Томас с ненавистью смотрел в безмятежное лицо, что даже не порозовело. Дышит проклятый язычник так же ровно, но посмотрел на него, рыцаря-крестоносца, и тут же сел под каменной стеной, подпер плечами, чтоб не упала. Томас, сдерживая стон, осторожно опустился на другом конце площадки, стараясь сделать это легко, как бабочка, но загремело железом, будто с вершины горы сбросили баллисту.
Дрожащими руками снял шлем. В глазах плыло и расплывалось, соленый пот стекал широкой полосой, щекотал шею, промочил вязаную рубашку под доспехами, а когда Томас украдкой посмотрел вниз, на камне из-под него вытекала теплая лужа. С яростью поглядел на Олега, поклялся свирепо, что если этот гнусный колдун сострит по этому поводу, то вот те крест, он тут же поднимется и отправится в преисподнюю сам, без всяких попутчиков.

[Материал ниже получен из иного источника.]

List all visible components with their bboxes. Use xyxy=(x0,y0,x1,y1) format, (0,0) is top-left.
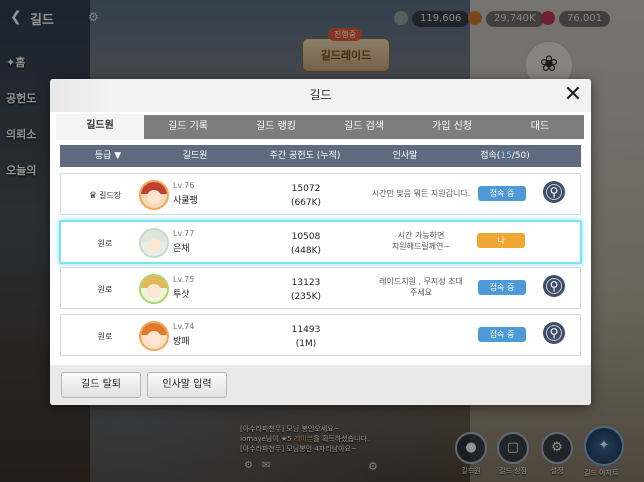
member-greeting: 시간만 맞음 뭐든 지원갑니다. xyxy=(371,189,471,198)
tab-invite[interactable]: 대드 xyxy=(496,115,584,139)
member-table-header: 등급 ▼ 길드원 주간 공헌도 (누적) 인사말 접속(15/50) xyxy=(60,145,581,167)
grade-sort-header[interactable]: 등급 ▼ xyxy=(78,145,138,167)
member-row-self[interactable]: 원로 Lv.77 은채 10508 (448K) 시간 가능하면 지원해드릴께연~ … xyxy=(59,220,582,264)
member-name: 사쿨팽 xyxy=(173,196,198,206)
member-row[interactable]: 원로 Lv.74 방패 11493 (1M) 접속 중 ⚲ xyxy=(60,314,581,356)
member-grade: 원로 xyxy=(97,239,113,248)
tab-ranking[interactable]: 길드 랭킹 xyxy=(232,115,320,139)
member-info-button[interactable]: ⚲ xyxy=(543,275,565,297)
member-level: Lv.76 xyxy=(173,181,195,190)
member-grade: ♛ 길드장 xyxy=(88,191,122,201)
avatar[interactable] xyxy=(139,274,169,304)
magnifier-icon: ⚲ xyxy=(549,326,559,340)
member-contribution: 10508 (448K) xyxy=(290,232,322,256)
self-status-badge: 나 xyxy=(477,233,525,248)
member-contribution: 11493 (1M) xyxy=(291,325,321,349)
member-grade: 원로 xyxy=(97,285,113,294)
online-status-badge: 접속 중 xyxy=(478,186,526,201)
member-contribution: 13123 (235K) xyxy=(290,278,322,302)
modal-footer: 길드 탈퇴 인사말 입력 xyxy=(50,365,591,405)
leave-guild-button[interactable]: 길드 탈퇴 xyxy=(61,372,141,398)
modal-title: 길드 xyxy=(309,88,332,102)
member-grade: 원로 xyxy=(97,332,113,341)
magnifier-icon: ⚲ xyxy=(549,279,559,293)
magnifier-icon: ⚲ xyxy=(549,185,559,199)
member-level: Lv.77 xyxy=(173,229,195,238)
member-level: Lv.75 xyxy=(173,275,195,284)
greeting-column-header: 인사말 xyxy=(392,151,418,161)
member-row[interactable]: 원로 Lv.75 투샷 13123 (235K) 레이드지원 , 무지성 초대 주세… xyxy=(60,267,581,309)
member-name: 투샷 xyxy=(173,290,190,300)
crown-icon: ♛ xyxy=(88,191,97,201)
tab-search[interactable]: 길드 검색 xyxy=(320,115,408,139)
member-info-button[interactable]: ⚲ xyxy=(543,322,565,344)
avatar[interactable] xyxy=(139,321,169,351)
contribution-column-header: 주간 공헌도 (누적) xyxy=(269,151,341,161)
online-count: 15 xyxy=(500,151,512,161)
modal-header: 길드 ✕ xyxy=(50,79,591,112)
online-column-header: 접속(15/50) xyxy=(480,151,530,161)
close-icon[interactable]: ✕ xyxy=(561,83,585,107)
tab-records[interactable]: 길드 기록 xyxy=(144,115,232,139)
member-column-header: 길드원 xyxy=(182,151,208,161)
member-info-button[interactable]: ⚲ xyxy=(543,181,565,203)
avatar[interactable] xyxy=(139,228,169,258)
online-status-badge: 접속 중 xyxy=(478,327,526,342)
online-status-badge: 접속 중 xyxy=(478,280,526,295)
tab-applications[interactable]: 가입 신청 xyxy=(408,115,496,139)
member-contribution: 15072 (667K) xyxy=(290,184,322,208)
tab-members[interactable]: 길드원 xyxy=(56,114,144,140)
member-row[interactable]: ♛ 길드장 Lv.76 사쿨팽 15072 (667K) 시간만 맞음 뭐든 지원갑… xyxy=(60,173,581,215)
member-name: 은채 xyxy=(173,244,190,254)
tab-bar: 길드원 길드 기록 길드 랭킹 길드 검색 가입 신청 대드 xyxy=(56,114,584,140)
enter-greeting-button[interactable]: 인사말 입력 xyxy=(147,372,227,398)
member-name: 방패 xyxy=(173,337,190,347)
avatar[interactable] xyxy=(139,180,169,210)
member-level: Lv.74 xyxy=(173,322,195,331)
guild-modal: 길드 ✕ 길드원 길드 기록 길드 랭킹 길드 검색 가입 신청 대드 등급 ▼… xyxy=(50,79,591,405)
member-greeting: 시간 가능하면 지원해드릴께연~ xyxy=(391,231,451,251)
member-greeting: 레이드지원 , 무지성 초대 주세요 xyxy=(379,277,463,297)
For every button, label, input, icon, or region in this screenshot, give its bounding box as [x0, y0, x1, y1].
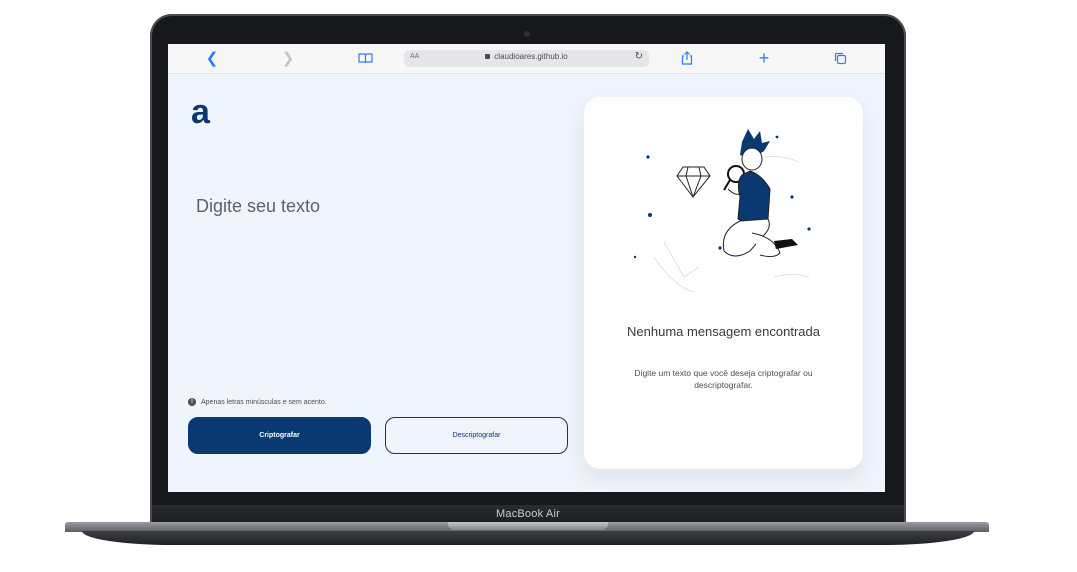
hint-row: ! Apenas letras minúsculas e sem acento. [188, 398, 327, 406]
lock-icon [485, 54, 491, 59]
laptop-hinge-notch [448, 522, 608, 530]
output-card: Nenhuma mensagem encontrada Digite um te… [584, 97, 863, 469]
decrypt-button[interactable]: Descriptografar [385, 417, 568, 454]
tabs-icon[interactable] [830, 49, 850, 67]
reload-icon[interactable]: ↻ [635, 51, 643, 62]
empty-state-illustration [633, 129, 811, 293]
url-text: claudioares.github.io [494, 52, 568, 61]
browser-window: ❮ ❯ AA claudioares.github.io ↻ + a ! Ape… [168, 44, 885, 492]
app-logo[interactable]: a [191, 95, 210, 129]
text-input[interactable] [196, 191, 576, 221]
back-icon[interactable]: ❮ [202, 49, 222, 67]
encrypt-button[interactable]: Criptografar [188, 417, 371, 454]
address-bar[interactable]: AA claudioares.github.io ↻ [404, 50, 649, 67]
output-text: Digite um texto que você deseja criptogr… [634, 368, 813, 390]
bookmarks-icon[interactable] [355, 49, 375, 67]
hint-text: Apenas letras minúsculas e sem acento. [201, 398, 327, 406]
device-brand-label: MacBook Air [496, 508, 560, 520]
webcam [524, 31, 530, 37]
new-tab-icon[interactable]: + [754, 48, 774, 68]
info-icon: ! [188, 398, 196, 406]
forward-icon[interactable]: ❯ [278, 49, 298, 67]
laptop-base-bottom [82, 531, 974, 545]
browser-toolbar: ❮ ❯ AA claudioares.github.io ↻ + [168, 44, 885, 74]
share-icon[interactable] [677, 49, 697, 67]
output-title: Nenhuma mensagem encontrada [627, 324, 820, 339]
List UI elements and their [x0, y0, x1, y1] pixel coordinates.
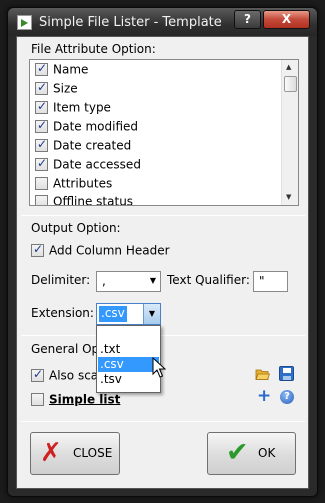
file-attribute-list[interactable]: Name Size Item type Date modified Date c…: [29, 59, 299, 206]
scrollbar-thumb[interactable]: [284, 76, 297, 92]
scroll-down-icon[interactable]: ▼: [286, 193, 291, 201]
chevron-down-icon: ▼: [149, 276, 156, 285]
chevron-down-icon[interactable]: ▼: [143, 304, 160, 324]
dropdown-option-txt[interactable]: .txt: [98, 342, 159, 357]
checkbox[interactable]: [35, 80, 48, 95]
list-scrollbar[interactable]: ▲ ▼: [281, 60, 298, 205]
output-section-label: Output Option:: [31, 221, 121, 235]
title-bar[interactable]: Simple File Lister - Template ? X: [8, 8, 317, 36]
checkbox[interactable]: [35, 137, 48, 152]
add-column-header-option[interactable]: Add Column Header: [31, 242, 170, 258]
divider: [21, 335, 305, 336]
divider: [21, 215, 305, 216]
close-icon: ✗: [40, 438, 62, 468]
list-item-date-modified[interactable]: Date modified: [35, 118, 138, 137]
checkbox[interactable]: [35, 156, 48, 171]
text-qualifier-input[interactable]: ": [253, 271, 288, 292]
delimiter-label: Delimiter:: [31, 273, 91, 287]
also-scan-option[interactable]: Also scan: [31, 367, 106, 383]
checkbox[interactable]: [35, 61, 48, 76]
add-icon[interactable]: +: [257, 388, 271, 405]
extension-select[interactable]: .csv ▼: [96, 303, 161, 325]
dropdown-option-tsv[interactable]: .tsv: [98, 372, 159, 387]
ok-button[interactable]: ✔ OK: [207, 432, 296, 475]
checkbox[interactable]: [35, 118, 48, 133]
mouse-cursor-icon: [152, 357, 166, 378]
list-item-attributes[interactable]: Attributes: [35, 176, 112, 194]
list-item-name[interactable]: Name: [35, 61, 88, 80]
dropdown-option-csv[interactable]: .csv: [98, 357, 159, 372]
folder-open-icon[interactable]: [255, 368, 270, 381]
text-qualifier-label: Text Qualifier:: [167, 273, 250, 287]
scroll-up-icon[interactable]: ▲: [286, 63, 291, 71]
simple-list-option[interactable]: Simple list: [31, 392, 120, 407]
help-title-button[interactable]: ?: [234, 10, 261, 29]
file-attribute-section-label: File Attribute Option:: [31, 42, 156, 56]
app-icon: [17, 15, 32, 30]
checkmark-icon: ✔: [226, 437, 249, 468]
window-title: Simple File Lister - Template: [39, 15, 222, 30]
list-item-date-accessed[interactable]: Date accessed: [35, 156, 141, 175]
delimiter-select[interactable]: , ▼: [96, 271, 161, 292]
help-icon[interactable]: ?: [280, 390, 294, 404]
dialog-body: File Attribute Option: Name Size Item ty…: [16, 36, 309, 489]
list-item-offline-status[interactable]: Offline status: [35, 194, 133, 205]
simple-list-checkbox[interactable]: [31, 393, 44, 406]
list-item-date-created[interactable]: Date created: [35, 137, 131, 156]
extension-label: Extension:: [31, 306, 94, 320]
list-item-item-type[interactable]: Item type: [35, 99, 111, 118]
app-window: Simple File Lister - Template ? X File A…: [7, 7, 318, 497]
save-icon[interactable]: [279, 366, 294, 381]
close-window-button[interactable]: X: [263, 10, 310, 29]
divider: [21, 421, 305, 422]
add-column-header-checkbox[interactable]: [31, 242, 44, 257]
list-item-size[interactable]: Size: [35, 80, 78, 99]
checkbox[interactable]: [35, 177, 48, 190]
checkbox[interactable]: [35, 195, 48, 205]
also-scan-checkbox[interactable]: [31, 367, 44, 382]
checkbox[interactable]: [35, 99, 48, 114]
close-button[interactable]: ✗ CLOSE: [30, 432, 120, 475]
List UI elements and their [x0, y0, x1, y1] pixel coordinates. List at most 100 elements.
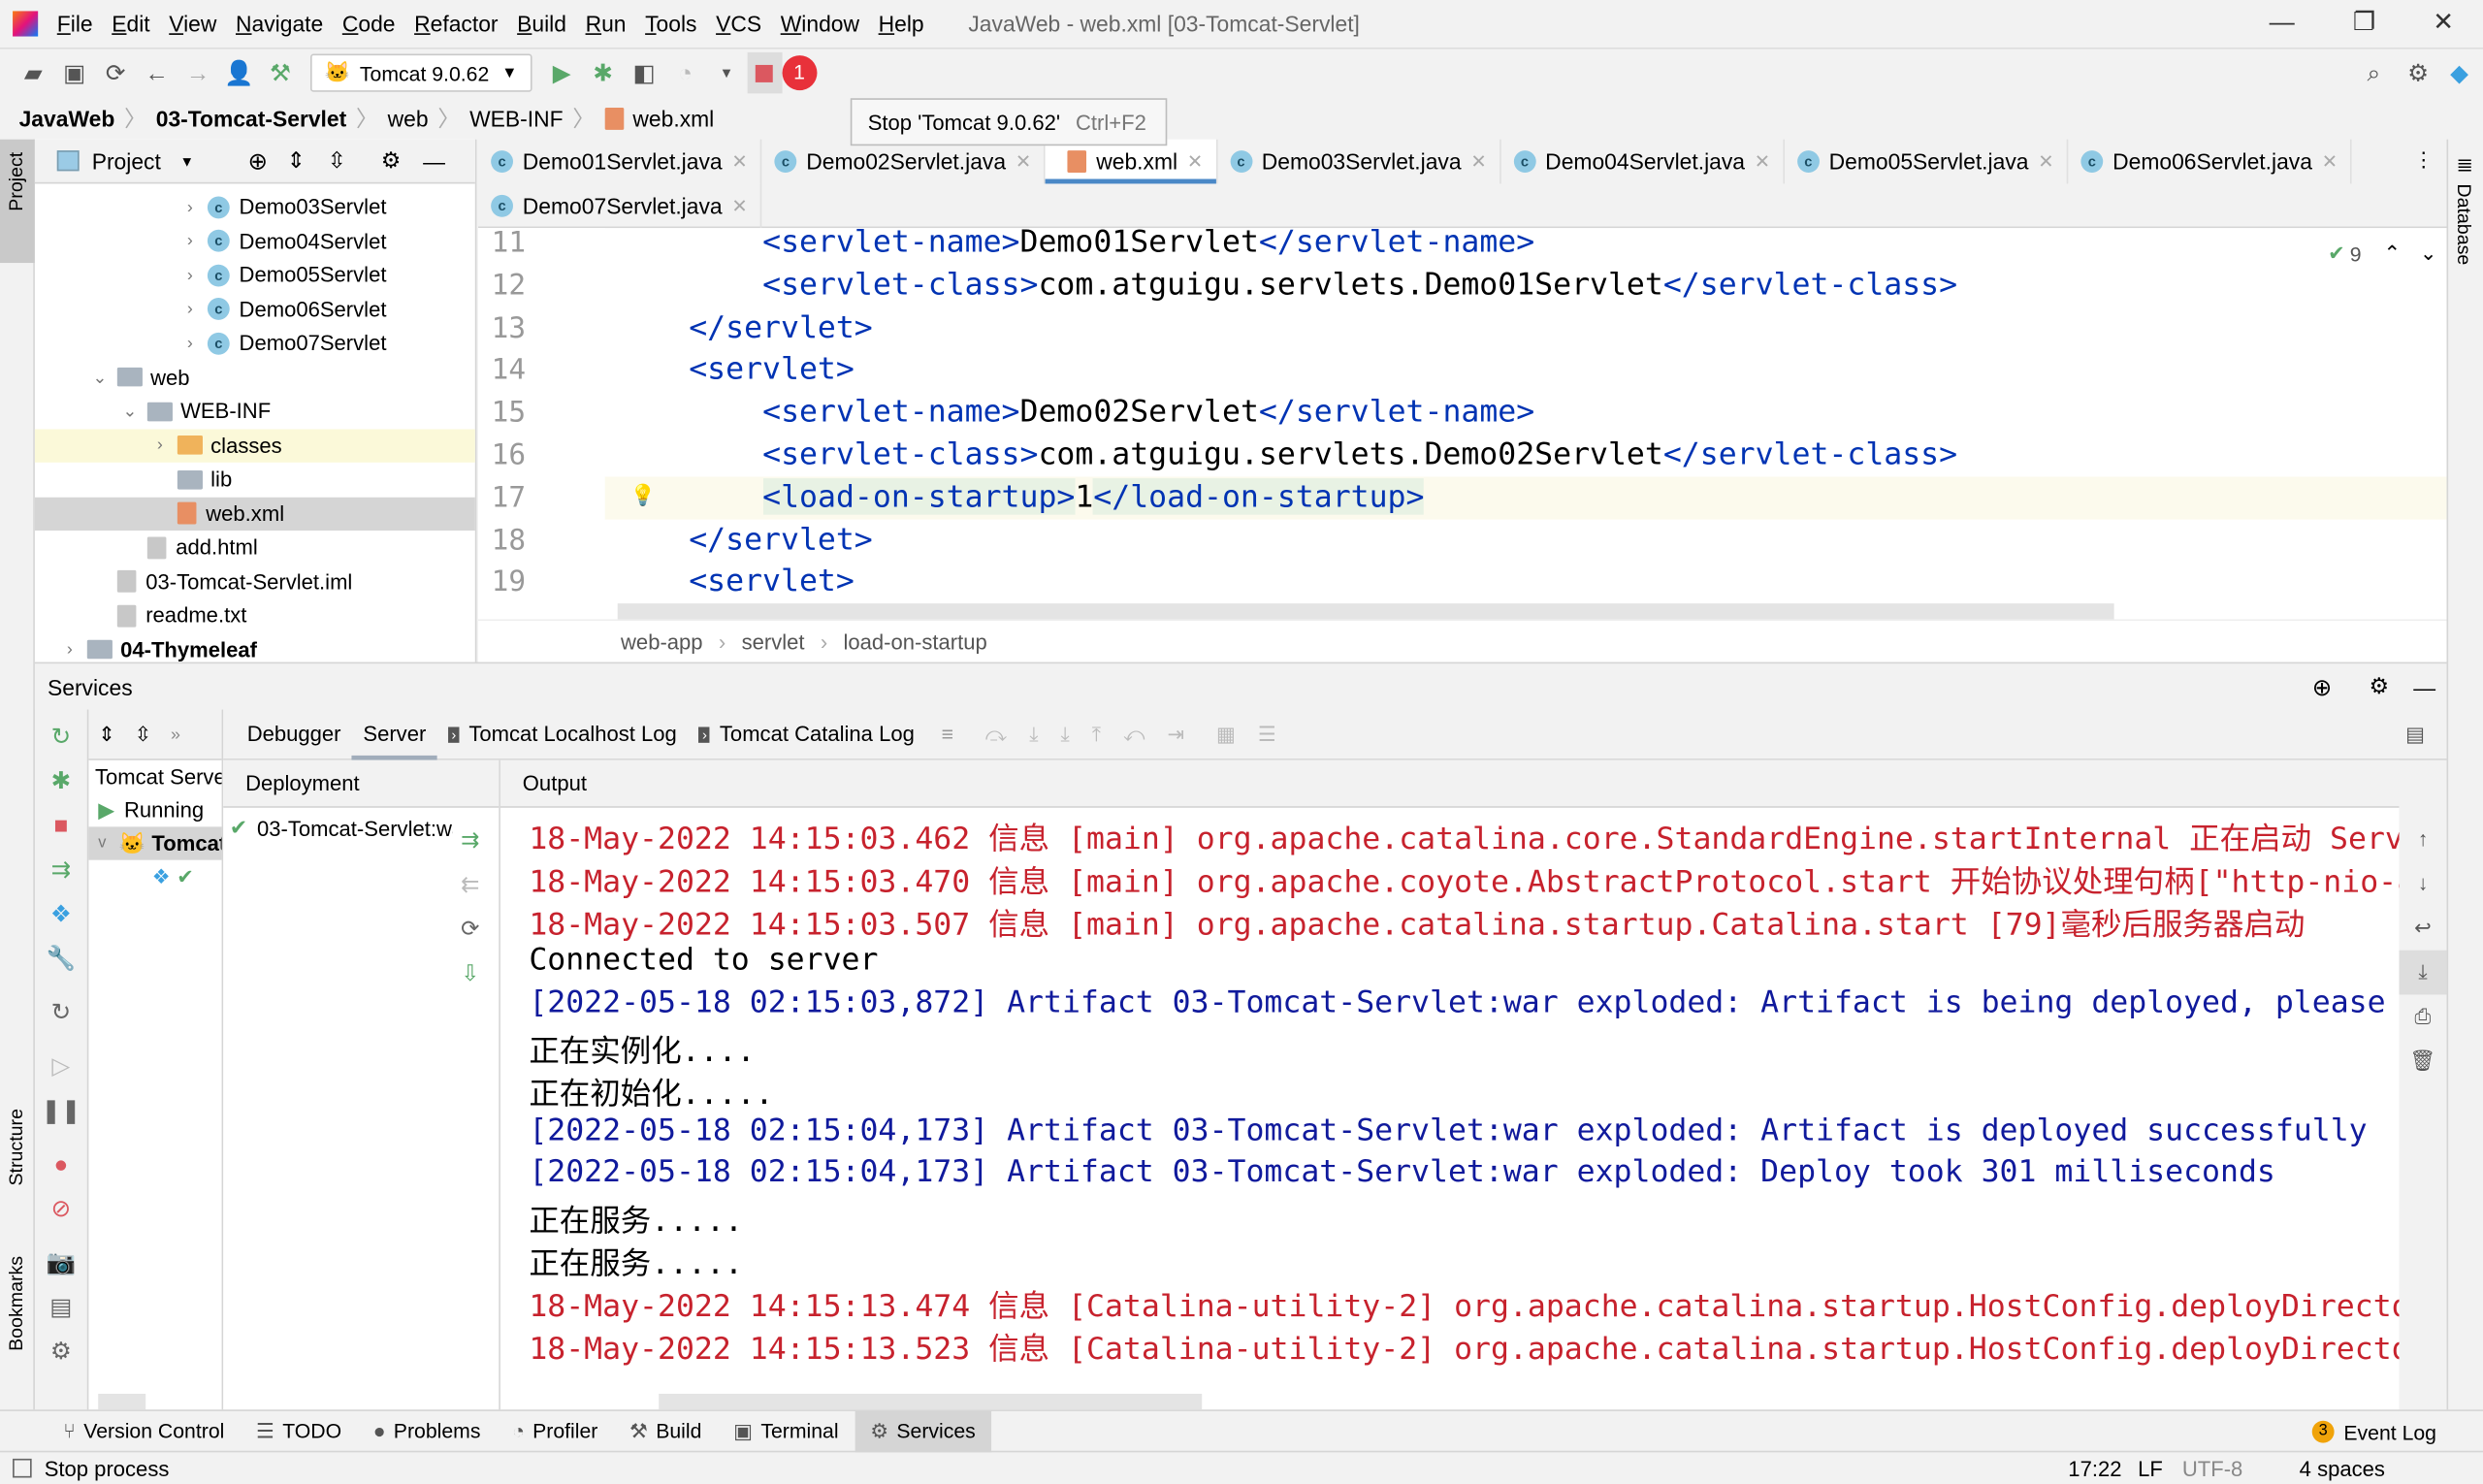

Шлем был в грязи, а когда кое-как стер, из блестящей поверхности на него взглянуло настолько измученное лицо, что хоть сейчас в святые, что занимаются умерщвлением плоти.
Как сквозь густой туман, услышал язвительный голос калики:
– Хорош, красив… Да, красота – страшная сила…
– С чего бы? – огрызнулся Томас. – Да мы, рыцари, как звери бьемся за торжество красоты! Сколько уже городов сожгли…
– В чем согласен с вашим христианством, – продолжал калика неспешно, рассудительно, – что вера Христа всякую красоту телесную в грязь топчет. Еще и плюет сверху. Уроды и неумытые для вашей религии самые лучшие люди.
Томас с подозрением поднял налитые кровью глаза на калику.
– Ты чего?
– Да вспомнил одну, – вздохнул Олег. Он полузакрыл глаза. – Как она заиграла, когда ей дали флейту! Понимаешь, с первого же раза заиграла!.. Другому хоть кол на голове теши, а эта сразу… А если бы малость поучилась, то вовсе бы лучшего музыканта на белом свете не было бы. И мир стал бы другим, ибо искусство улучшает мир, облагораживает.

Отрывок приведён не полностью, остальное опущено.